1. Recombinant Proteins
  2. Ubiquitin Related Proteins
  3. Ubiquitin/UBLs

Ubiquitin/UBLs

Ubiquitin (Ub) is an evolutionarily conserved, heat-stable small protein containing 76 amino acids that is ubiquitously expressed in eukaryotic cells. It is highly conserved with little variance in animal species from insects to humans. Only 2-3 amino-acid residues vary between the yeast and plant and the yeast and human protein. Ubiquitin serves as a post-translational modifier of cellular substrates. Ubiquitin can be reversibly attached onto other proteins as a monomer or as a poly-ubiquitin chain of diverse structural topologies, and provides exceptionally flexible control over processes from cell division to cell death, from gene transcription to protein degradation, by dictating protein interaction, function, and turnover. Ubiquitin-like proteins (UBLs) encompass a family of proteins that share structural and evolutionary relationships with ubiquitin.
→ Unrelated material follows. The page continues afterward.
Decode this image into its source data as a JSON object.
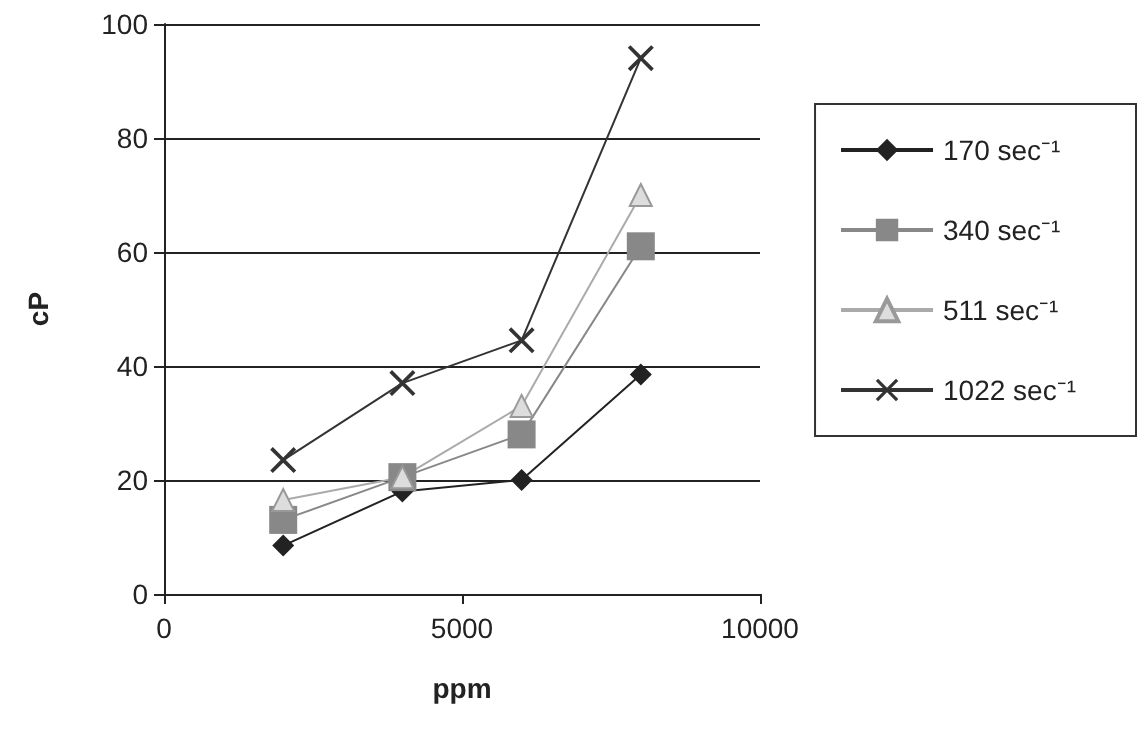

The UBLs, including ubiquitin itself, share the same basic three-dimensional core structure, the β-grasp fold. Most UBLs are conjugated to proteins via an enzymatic cascade that resembles ubiquitylation, and many of their components are related to those involved in ubiquitylation. The UBLs family includes 10 members: small ubiquitin modifier (SUMO), neural precursor cell expressed developmentally downregulated 8 (NEDD8) or Related to Ubiquitin 1 (RUB 1) in yeast, Ubiquitin-Related Modifier-1 (URM1), Ubiquitin-fold Modifier 1 (UFM1), autophagy-related proteins 8 and 12 (ATG8 and ATG12), interferon-stimulated gene 15 (ISG15), human leukocyte antigen (HLA)-F adjacent transcript 10 (FAT10), fan ubiquitin-like protein 1 (FUB1), and histone mono-ubiquitination 1 (HUB1). Ubiquitin and UBLs are critical regulators of complex cellular processes such as the cell cycle, DNA repair, transcription, chromatin remodeling, signal translation, and protein degradation.